Wie wichtig es ist, dass bei einem vermeintlichen Großschadensereignis nicht alle verfügbaren Einsatzkräfte an die Unfallstelle beordert werden, zeigte sich am Samstag gleich zwei Mal: So mussten Einsatzkräfte der Buchener Feuerwehr, unter anderem Kommandant Andreas Hollerbach, für einen Realeinsatz abgezogen werden: In Götzingen brannte ein Fahrzeug. Für solch einen Fall wurde ein Schlüsselwort vereinbart: Mit „Tatsache“ wurde die Übung für Buchener Wehr unverzüglich für einen Echteinsatz unterbrochen.
Verantwortliche zogen ein erstes positives Resümee
Dass die Einsatzkräfte die Übung ernst nahmen, sah man an ihren angestrengten, schwitzenden Gesichtern. Völlig kaputt und mit hochrotem Kopf streiften einige Einsatzkräfte ihre Jacke ab. Nach rund zwei Stunden erklärte die Einsatzleitung die Großübung für beendet und die Verantwortlichen zogen in der Lagebesprechung schon ein erstes positives Resümee. „Es ist gelungen, die Zusammenarbeit zu üben“, sagte der Erste Landesbeamte Dr. Björn-Christian Kleih, der als Vertreter des Landkreises die Übung verfolgte. Seckachs Bürgermeister Thomas Ludwig sprach von einem „starken Zeichen“. Man habe bewiesen, wie gut man für so ein Szenario gerüstet sei.

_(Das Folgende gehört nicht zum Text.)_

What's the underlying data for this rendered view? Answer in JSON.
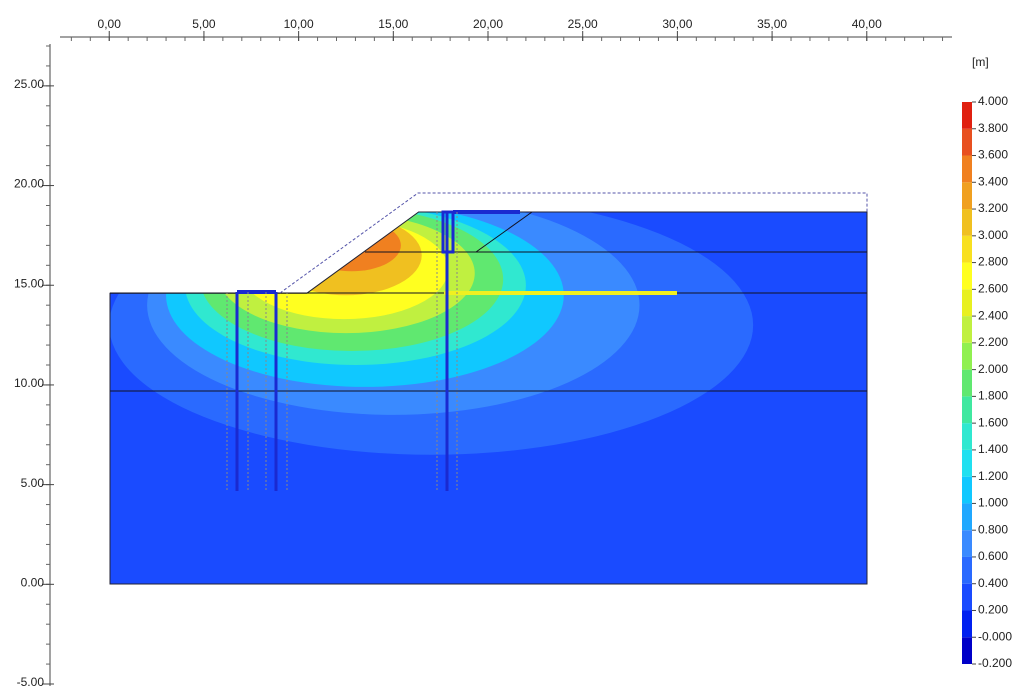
{
  "chart_data": {
    "type": "contour",
    "xlim": [
      -2.6,
      44.5
    ],
    "ylim": [
      -5.1,
      27.1
    ],
    "xticks": [
      {
        "value": 0,
        "label": "0,00"
      },
      {
        "value": 5,
        "label": "5,00"
      },
      {
        "value": 10,
        "label": "10,00"
      },
      {
        "value": 15,
        "label": "15,00"
      },
      {
        "value": 20,
        "label": "20,00"
      },
      {
        "value": 25,
        "label": "25,00"
      },
      {
        "value": 30,
        "label": "30,00"
      },
      {
        "value": 35,
        "label": "35,00"
      },
      {
        "value": 40,
        "label": "40,00"
      }
    ],
    "yticks": [
      {
        "value": -5,
        "label": "-5.00"
      },
      {
        "value": 0,
        "label": "0.00"
      },
      {
        "value": 5,
        "label": "5.00"
      },
      {
        "value": 10,
        "label": "10.00"
      },
      {
        "value": 15,
        "label": "15.00"
      },
      {
        "value": 20,
        "label": "20.00"
      },
      {
        "value": 25,
        "label": "25.00"
      }
    ],
    "colorbar": {
      "unit": "[m]",
      "lim": [
        -0.2,
        4.0
      ],
      "ticks": [
        {
          "value": -0.2,
          "label": "-0.200"
        },
        {
          "value": 0,
          "label": "-0.000"
        },
        {
          "value": 0.2,
          "label": "0.200"
        },
        {
          "value": 0.4,
          "label": "0.400"
        },
        {
          "value": 0.6,
          "label": "0.600"
        },
        {
          "value": 0.8,
          "label": "0.800"
        },
        {
          "value": 1,
          "label": "1.000"
        },
        {
          "value": 1.2,
          "label": "1.200"
        },
        {
          "value": 1.4,
          "label": "1.400"
        },
        {
          "value": 1.6,
          "label": "1.600"
        },
        {
          "value": 1.8,
          "label": "1.800"
        },
        {
          "value": 2,
          "label": "2.000"
        },
        {
          "value": 2.2,
          "label": "2.200"
        },
        {
          "value": 2.4,
          "label": "2.400"
        },
        {
          "value": 2.6,
          "label": "2.600"
        },
        {
          "value": 2.8,
          "label": "2.800"
        },
        {
          "value": 3,
          "label": "3.000"
        },
        {
          "value": 3.2,
          "label": "3.200"
        },
        {
          "value": 3.4,
          "label": "3.400"
        },
        {
          "value": 3.6,
          "label": "3.600"
        },
        {
          "value": 3.8,
          "label": "3.800"
        },
        {
          "value": 4,
          "label": "4.000"
        }
      ],
      "colors": [
        "#0000c8",
        "#0020f0",
        "#1a4bff",
        "#2a6aff",
        "#3a8aff",
        "#20a8ff",
        "#10c8ff",
        "#20e0f0",
        "#30e8d0",
        "#40e8a0",
        "#60e870",
        "#90f050",
        "#c0f040",
        "#e8f020",
        "#ffff20",
        "#f8e020",
        "#f0c020",
        "#f0a020",
        "#f08020",
        "#e85020",
        "#e02010"
      ]
    }
  }
}
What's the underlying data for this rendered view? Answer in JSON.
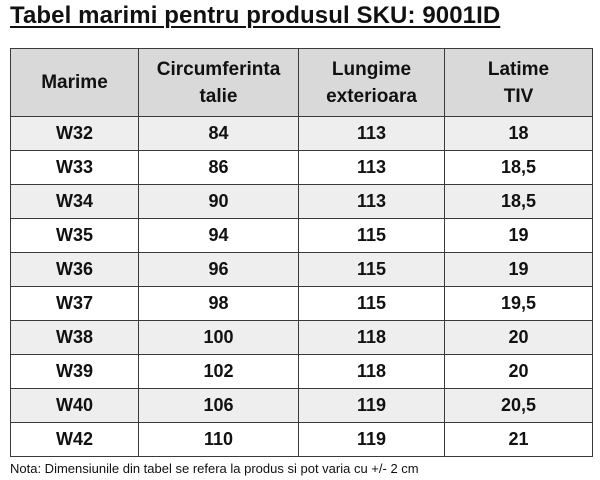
{
  "title": "Tabel marimi pentru produsul SKU: 9001ID",
  "table": {
    "headers": [
      [
        "Marime"
      ],
      [
        "Circumferinta",
        "talie"
      ],
      [
        "Lungime",
        "exterioara"
      ],
      [
        "Latime",
        "TIV"
      ]
    ],
    "rows": [
      [
        "W32",
        "84",
        "113",
        "18"
      ],
      [
        "W33",
        "86",
        "113",
        "18,5"
      ],
      [
        "W34",
        "90",
        "113",
        "18,5"
      ],
      [
        "W35",
        "94",
        "115",
        "19"
      ],
      [
        "W36",
        "96",
        "115",
        "19"
      ],
      [
        "W37",
        "98",
        "115",
        "19,5"
      ],
      [
        "W38",
        "100",
        "118",
        "20"
      ],
      [
        "W39",
        "102",
        "118",
        "20"
      ],
      [
        "W40",
        "106",
        "119",
        "20,5"
      ],
      [
        "W42",
        "110",
        "119",
        "21"
      ]
    ]
  },
  "note": "Nota: Dimensiunile din tabel se refera la produs si pot varia cu +/- 2 cm",
  "colors": {
    "header_background": "#d9d9d9",
    "row_stripe": "#eeeeee",
    "border": "#3a3a3a",
    "text": "#111111"
  }
}
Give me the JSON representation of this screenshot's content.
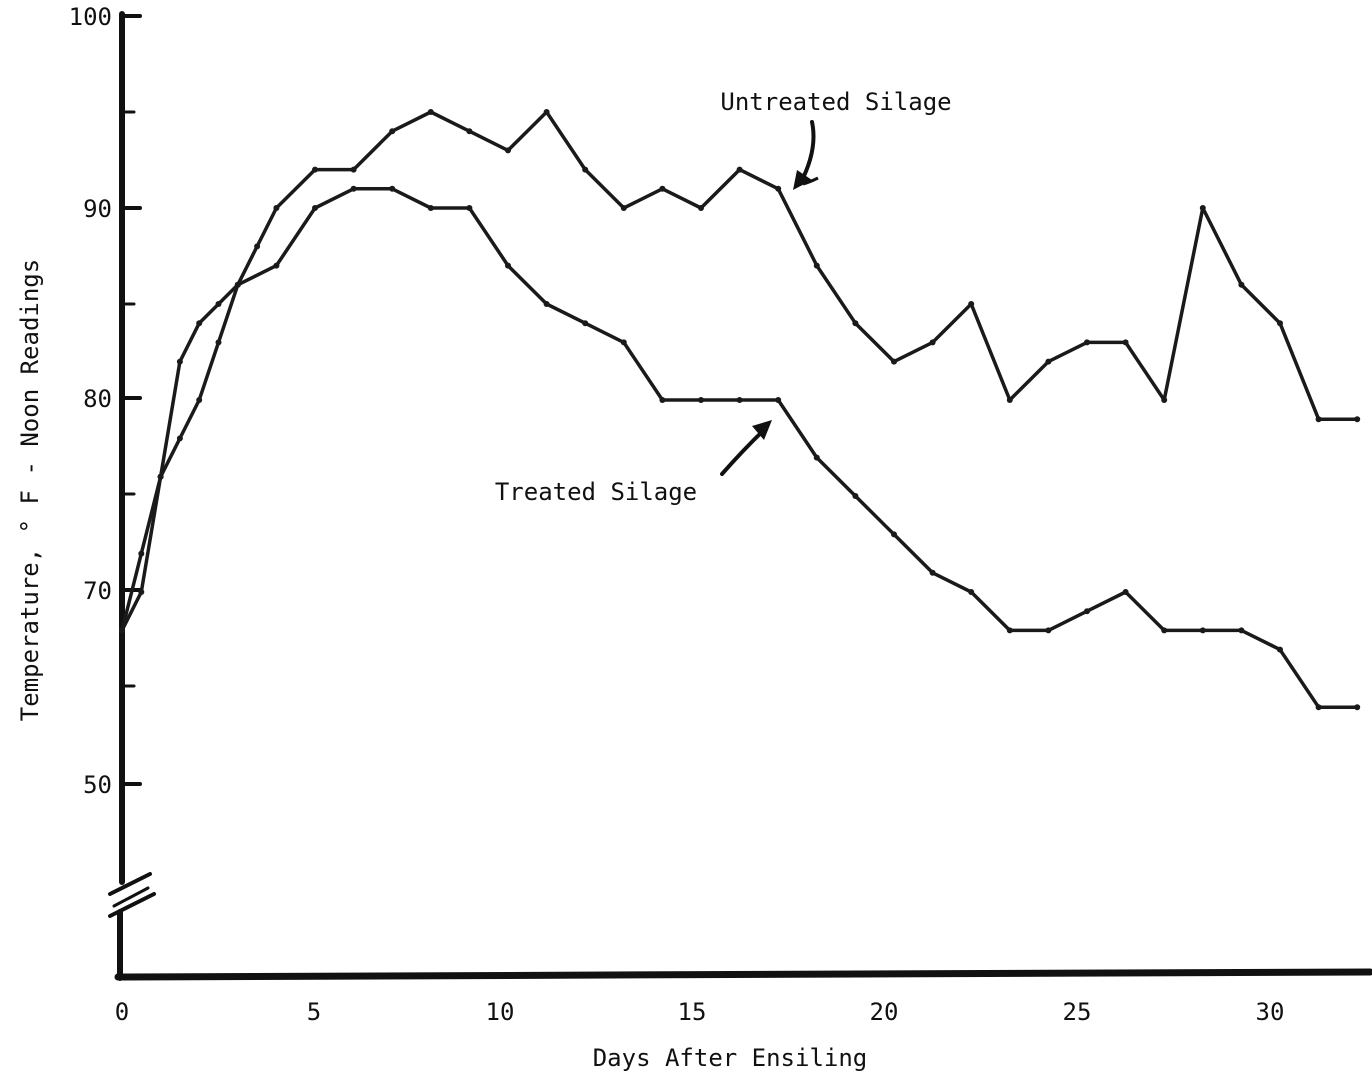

Die Großübung im Tunnel wurde möglich, weil die Bahnstrecke zwischen Osterburken und Mosbach derzeit sowieso wegen Bauarbeiten gesperrt ist. Den Verantwortlichen blieb jedoch für die Vorbereitung nur wenig Zeit. Die erste Besprechung für diese Übung fand am 3. Juli statt. „Wir hatten Sorge, dass aufgrund der Ferienzeit nicht ausreichend Einsatzkräfte verfügbar sind. Diese Sorge war unbegründet: Etwa 200 Einsatzkräfte und Helfer waren dabei“, sagte Kirschenlohr. Die abschließende Beurteilung der Übung steht noch aus, so dass man aus möglichen Fehlern lernen kann, um es im Ernstfall, wenn es wirklich um Leben und Tod geht, noch besser zu machen.